Implementing the "Laws of Form" with an algebraic data type

I have been reading a little bit about the so-called Laws of Form. Dan Piponi has a complicated post with Haskell code from several years ago.

My investigations are much more basic. I’ve got a reduction algorithm working that uses the fact that the elements of lof are like a Dyck language, so strings of parentheses will work as a representation.

test1 = "(()())"
test2 = "((()))"
test3 = "()()"

fix f x = let x' = f x in if x == x' then x else fix f x'

reduce :: String -> String
reduce ('(':')':'(':')':rest) = "()" ++ reduce rest
reduce ('(':'(':')':')':rest) = reduce rest
reduce (head:rest) = head:reduce rest
reduce [] = []

fr = fix reduce

In other words, at the innermost level, occurrences of (()) disappear, and occurrences of ()() become (), and this continues until you have either “” or “()” left.

This seems to work fine, but what I’m wondering is how to define the same algorithm using an algebraic data type. I’ve tried things like

data Form = Empty | Mark [Form]

but writing nested values of that type gets confusing. and writing the reduce function is even more confusing. I wonder if there is a simple implementation that I am missing.

I think I’d write it like this:

data Form = Mark [Form] deriving (Show, Eq)

test1 = [Mark[Mark[], Mark[]]]
test2 = [Mark[Mark[Mark[]]]]
test3 = [Mark[],Mark[]]

fix f x = let x' = f x in if x == x' then x else fix f x'

reduce :: [Form] -> [Form]
reduce (Mark[]:Mark[]:rest) = Mark[] : reduce rest
reduce (Mark[Mark[]]:rest) = reduce rest
reduce (Mark xs:rest) = Mark (reduce xs):reduce rest
reduce [] = []

fr = fix reduce

I’m not sure if that does exactly what you want.

Ah, I see. That’s simple. Getting reduce to take a list of forms, not a single form, is a good trick. I’ll have to think about that a bit. Thank you!

data Form = Empty | One | Pairs Form Form | Wraps Form

instance Show Form where
    show form = case form of
        Empty       -> ""
        One         -> "()"
        Pairs f1 f2 -> show f1 ++ show f2
        Wraps f1    -> "(" ++ show f1 ++ ")"

reduceF :: Form -> Form
reduceF form = case form of
    Empty -> Empty
    One   -> One
    _     -> reduceF (reduce' form)
    where
        reduce' form' = case form' of
            Empty          -> Empty
            One            -> One
            Pairs One One  -> One
            Pairs Empty f2 -> f2
            Pairs f1 Empty -> f1
            Pairs f1 f2    -> Pairs (reduce' f1) (reduce' f2)
            Wraps One      -> Empty
            Wraps Empty    -> One
            Wraps f1       -> Wraps (reduce' f1)
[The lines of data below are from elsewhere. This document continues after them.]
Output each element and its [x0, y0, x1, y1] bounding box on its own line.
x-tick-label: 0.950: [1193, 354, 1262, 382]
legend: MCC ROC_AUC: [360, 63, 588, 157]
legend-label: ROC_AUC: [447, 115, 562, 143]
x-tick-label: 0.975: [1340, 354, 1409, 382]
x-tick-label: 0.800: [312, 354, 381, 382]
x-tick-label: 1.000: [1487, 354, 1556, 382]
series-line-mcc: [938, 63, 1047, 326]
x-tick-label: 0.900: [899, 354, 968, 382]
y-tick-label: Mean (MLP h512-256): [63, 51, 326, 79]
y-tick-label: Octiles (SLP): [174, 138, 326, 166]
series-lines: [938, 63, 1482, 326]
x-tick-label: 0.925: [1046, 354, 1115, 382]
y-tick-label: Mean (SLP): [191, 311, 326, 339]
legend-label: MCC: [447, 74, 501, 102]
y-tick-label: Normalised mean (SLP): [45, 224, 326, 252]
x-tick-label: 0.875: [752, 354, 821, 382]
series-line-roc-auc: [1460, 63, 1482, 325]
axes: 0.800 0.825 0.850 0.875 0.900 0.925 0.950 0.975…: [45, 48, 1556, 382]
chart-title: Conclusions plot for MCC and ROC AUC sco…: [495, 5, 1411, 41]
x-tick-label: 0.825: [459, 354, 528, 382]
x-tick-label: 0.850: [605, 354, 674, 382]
mytest1 = Wraps $ Pairs One One
mytest2 = Wraps $ Wraps One
mytest3 = Pairs One One



test1 = "(()())"
test2 = "((()))"
test3 = "()()"

fix f x = let x' = f x in if x == x' then x else fix f x'

reduce :: String -> String
reduce ('(':')':'(':')':rest) = "()" ++ reduce rest
reduce ('(':'(':')':')':rest) = reduce rest
reduce (head:rest) = head:reduce rest
reduce [] = []

fr = fix reduce

main = do
    print $ fr test1 ++ " - " ++ show (reduceF mytest1)
    print $ fr test2 ++ " - " ++ show (reduceF mytest2)
    print $ fr test3 ++ " - " ++ show (reduceF mytest3)
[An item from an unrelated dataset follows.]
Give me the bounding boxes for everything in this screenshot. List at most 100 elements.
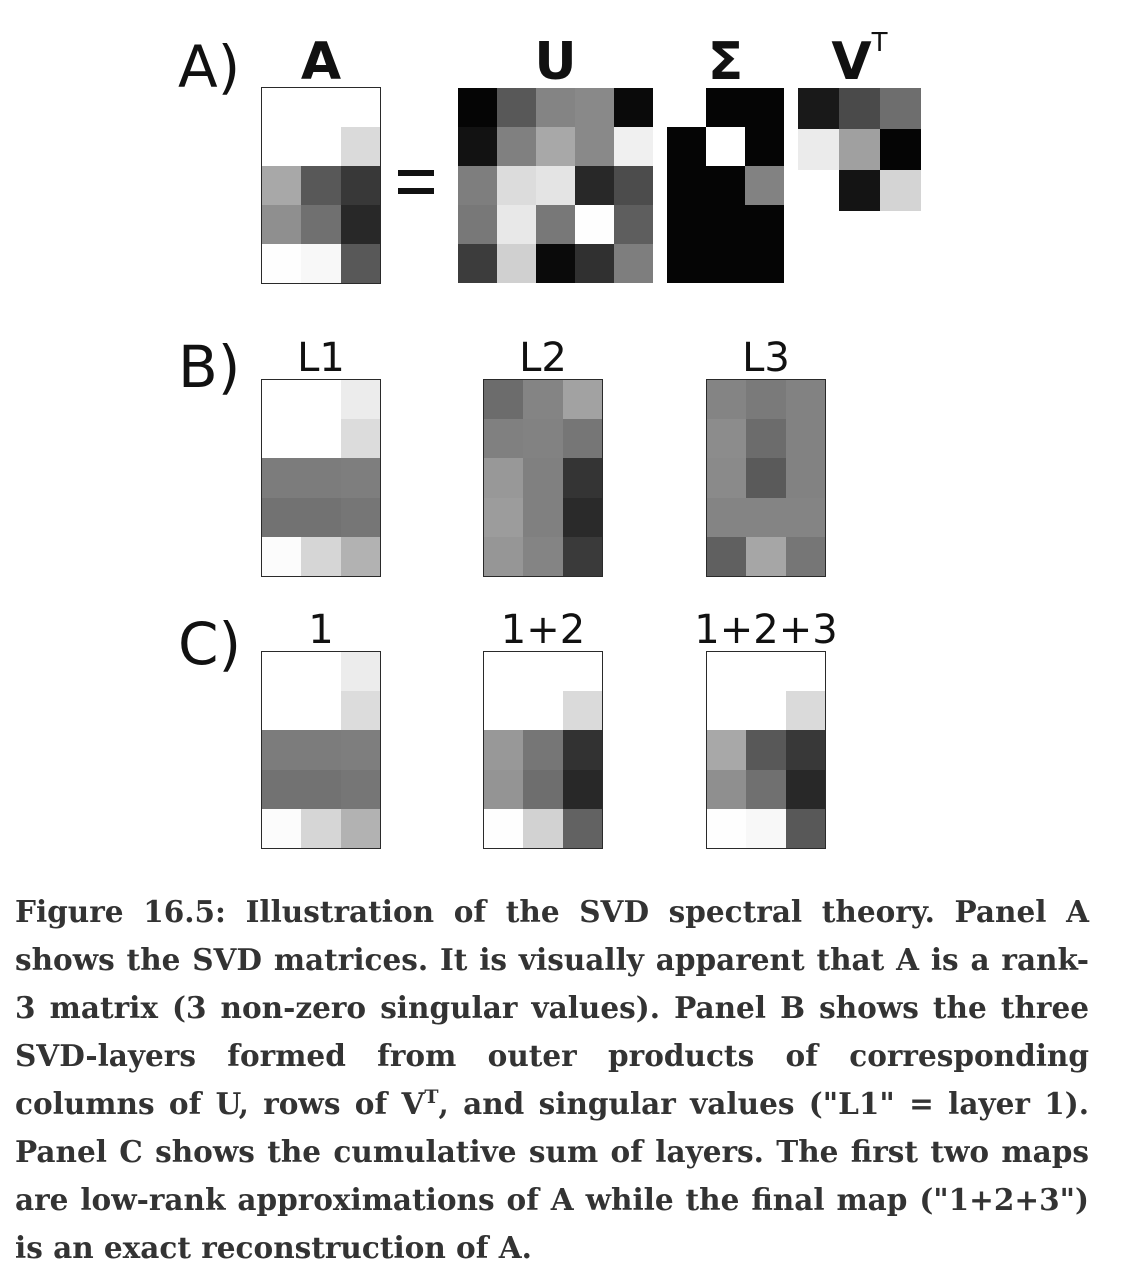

This is helpful. Thank you.

I’m not sure about the use of a Pairs constructor. After all, the data structure is basically a “rose tree”, as far as I can see.

It might be overcomplicating things to say that this is a “biased definition” of the datatype, when what is really needed is the rose tree structure.

https://ncatlab.org/nlab/show/biased+definition

Writing the reduce function for a rose tree with empty leaves should probably be the next thing I try.